The New Zealand dollar initially fell during the trading session on Tuesday, dipping as low as ¥71.50 before turning around and rally. At this point, it looks as if there’s more of a “risk on” move coming into the marketplace, as we continue to test the ¥72.25 level. This perhaps is due to the statement coming out of the Federal Reserve in front of Congress suggesting that interest rate cuts are in fact coming, which in general is going to be good for risk appetite around the world.
Major resistance barrier
NZD/JPY
the New Zealand dollar has a lot of resistance built in between the ¥72.25 and the ¥72.50 level above. If we can clear that, then the market is very likely to continue going towards the ¥73 level, and then beyond. The fact that we turned around so decidedly during the trading session on Wednesday does in fact suggest that there is pressure building underneath to push this market higher. Given enough time, it looks very likely to finally break out. Traders are starting to get trapped in this resistance barrier, so breaking above it will have a lot of shorts looking to cover.

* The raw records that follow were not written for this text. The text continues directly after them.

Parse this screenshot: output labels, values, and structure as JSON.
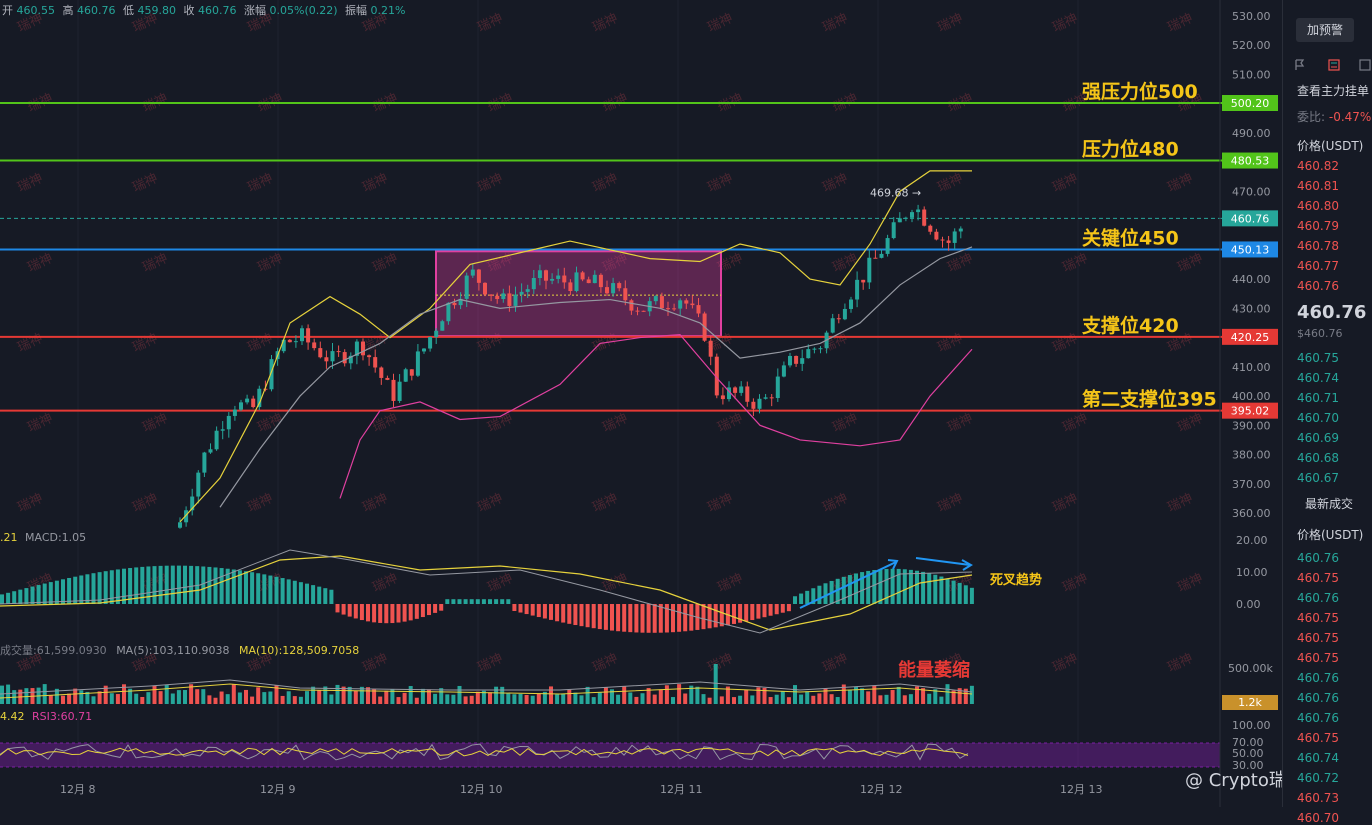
{
  "ohlc": {
    "open_label": "开",
    "open": "460.55",
    "high_label": "高",
    "high": "460.76",
    "low_label": "低",
    "low": "459.80",
    "close_label": "收",
    "close": "460.76",
    "change_label": "涨幅",
    "change": "0.05%(0.22)",
    "amp_label": "振幅",
    "amp": "0.21%"
  },
  "price_axis": [
    "530.00",
    "520.00",
    "510.00",
    "500.00",
    "490.00",
    "480.00",
    "470.00",
    "460.00",
    "450.00",
    "440.00",
    "430.00",
    "420.00",
    "410.00",
    "400.00",
    "390.00",
    "380.00",
    "370.00",
    "360.00"
  ],
  "macd_axis": [
    "20.00",
    "10.00",
    "0.00"
  ],
  "vol_axis": [
    "500.00k"
  ],
  "rsi_axis": [
    "100.00",
    "70.00",
    "50.00",
    "30.00"
  ],
  "time_axis": [
    "12月 8",
    "12月 9",
    "12月 10",
    "12月 11",
    "12月 12",
    "12月 13"
  ],
  "levels": [
    {
      "label": "强压力位500",
      "tag": "500.20",
      "color": "#52c41a",
      "price": 500.2
    },
    {
      "label": "压力位480",
      "tag": "480.53",
      "color": "#52c41a",
      "price": 480.53
    },
    {
      "label": "关键位450",
      "tag": "450.13",
      "color": "#1e88e5",
      "price": 450.13
    },
    {
      "label": "支撑位420",
      "tag": "420.25",
      "color": "#e53935",
      "price": 420.25
    },
    {
      "label": "第二支撑位395",
      "tag": "395.02",
      "color": "#e53935",
      "price": 395.02
    }
  ],
  "current_price_tag": "460.76",
  "peak_label": "469.68",
  "volume_tag": "1.2k",
  "watermark": "瑞神",
  "macd_legend": {
    "left": ".21",
    "macd": "MACD:1.05"
  },
  "vol_legend": {
    "vol": "成交量:61,599.0930",
    "ma5": "MA(5):103,110.9038",
    "ma10": "MA(10):128,509.7058"
  },
  "rsi_legend": {
    "left": "4.42",
    "rsi3": "RSI3:60.71"
  },
  "annotations": {
    "death_cross": "死叉趋势",
    "volume_shrink": "能量萎缩"
  },
  "brand": "@ Crypto瑞神",
  "right_panel": {
    "alert_button": "加预警",
    "main_orders": "查看主力挂单",
    "ratio_label": "委比:",
    "ratio_value": "-0.47%",
    "price_header": "价格(USDT)",
    "asks": [
      "460.82",
      "460.81",
      "460.80",
      "460.79",
      "460.78",
      "460.77",
      "460.76"
    ],
    "last_price": "460.76",
    "last_price_sub": "$460.76",
    "bids": [
      "460.75",
      "460.74",
      "460.71",
      "460.70",
      "460.69",
      "460.68",
      "460.67"
    ],
    "trades_title": "最新成交",
    "trades_header": "价格(USDT)",
    "trades": [
      {
        "p": "460.76",
        "c": "green"
      },
      {
        "p": "460.75",
        "c": "red"
      },
      {
        "p": "460.76",
        "c": "green"
      },
      {
        "p": "460.75",
        "c": "red"
      },
      {
        "p": "460.75",
        "c": "red"
      },
      {
        "p": "460.75",
        "c": "red"
      },
      {
        "p": "460.76",
        "c": "green"
      },
      {
        "p": "460.76",
        "c": "green"
      },
      {
        "p": "460.76",
        "c": "green"
      },
      {
        "p": "460.75",
        "c": "red"
      },
      {
        "p": "460.74",
        "c": "green"
      },
      {
        "p": "460.72",
        "c": "green"
      },
      {
        "p": "460.73",
        "c": "red"
      },
      {
        "p": "460.70",
        "c": "red"
      }
    ]
  },
  "colors": {
    "up": "#26a69a",
    "down": "#ef5350",
    "bg": "#161a25",
    "box": "#e040a0",
    "ma_yellow": "#e6d23c",
    "boll_pink": "#e040a0",
    "gray": "#9598a1"
  }
}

That will more than likely continue to push this market even higher, perhaps as high as the ¥74 level in the short term. Keep in mind that this is very risk sensitive, so this will all be predicated upon the idea of fresh liquidity being pumped into the marketplace by the Federal Reserve.
Asia
The Kiwi dollar is highly sensitive to all things Asia, especially China. If we can get good risk appetite showing up in Asia during the stock market hours, that could help lift this market as well. Obviously, the US/China trade relations could affect this market rather rapidly as well, so this is one of my favorite plays for all things Asia positive.
Technical pattern
You can make a bit of an argument for a bullish flag, so that’s another reason to think that we will continue to go higher. On that breakout, the measured move looks for the ¥74 level as well, so that’s no mistake that I suggest we could get there. Short-term pullbacks should be thought of as buying opportunities, as long as we can stay above the ¥71.45 level, which is the bottom of the candle stick for the trading session on Wednesday as I write this article.
The 50 day EMA of course has somewhat of an influence, but it’s flat so that tells us that the market is trying to turn things around after being so negative for so long. There may be bumps along the way, but that’s clearly it looks like a market that’s trying to turn around for a bigger move to the upside. That being said, if we were to break down below the bottom of the range for the day, that opens up the door to the ¥70.50 level, which has seen support in the past. Presently, I think that’s the least likely of scenarios.